The attack was, in some ways, misleading about Harris’s role in drug prosecutions as California’s attorney general. But it cut directly at what many believe could be a weakness for Harris with black voters and young voters, with whom she has not yet made significant inroads in the primary.
A book Harris wrote in 2009, called Smart on Crime, highlights the gap between the criminal justice reform philosophy that launched Harris’s career and the one she is pushing as a presidential candidate in the era of Black Lives Matter. Her first book makes little mention of racial disparities or bias in policing. The plan Harris put forward Monday, by contrast, puts race at the forefront, highlighting the disparities in marijuana prosecutions between black and white users of the drug and the bail system’s bias against people of color.
As a top prosecutor, many of Harris’s policies were focused on increasing contact with law enforcement — though not necessarily arrests — in the interest of reducing crime. Under her watch, for example, the district attorney’s office in San Francisco stepped in to deal with issues like elementary school truancy. Harris’s presidential plan, by contrast, calls for “drastically limiting the number of people we expose to our criminal justice system.”

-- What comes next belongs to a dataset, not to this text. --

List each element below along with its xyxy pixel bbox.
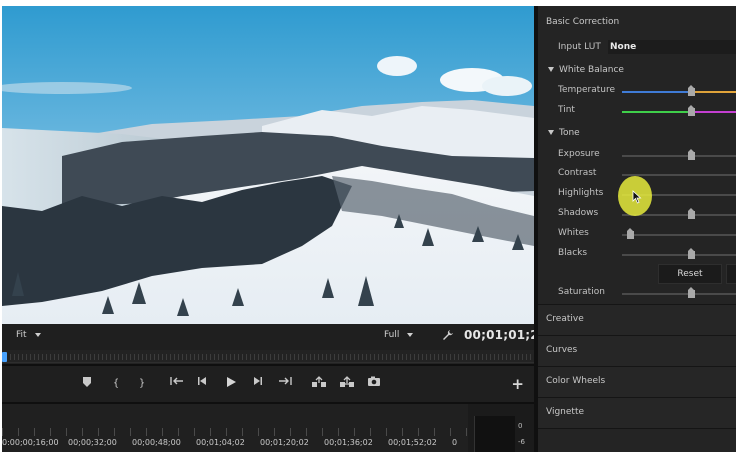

The criminal justice rollout is the second time Harris has released major policy, intended to address some of the biggest questions of her campaign, ahead of a primary debate. At the end of July, days before her appearance in the second Democratic debate, Harris unveiled her health care plan, designed as a more moderate version of Medicare for All, after weeks of questions as to how much she would embrace the Bernie Sanders’ health care agenda.
The plan wound up being central to much of Harris’s debate performance — and to the attacks against her by some of her competitors.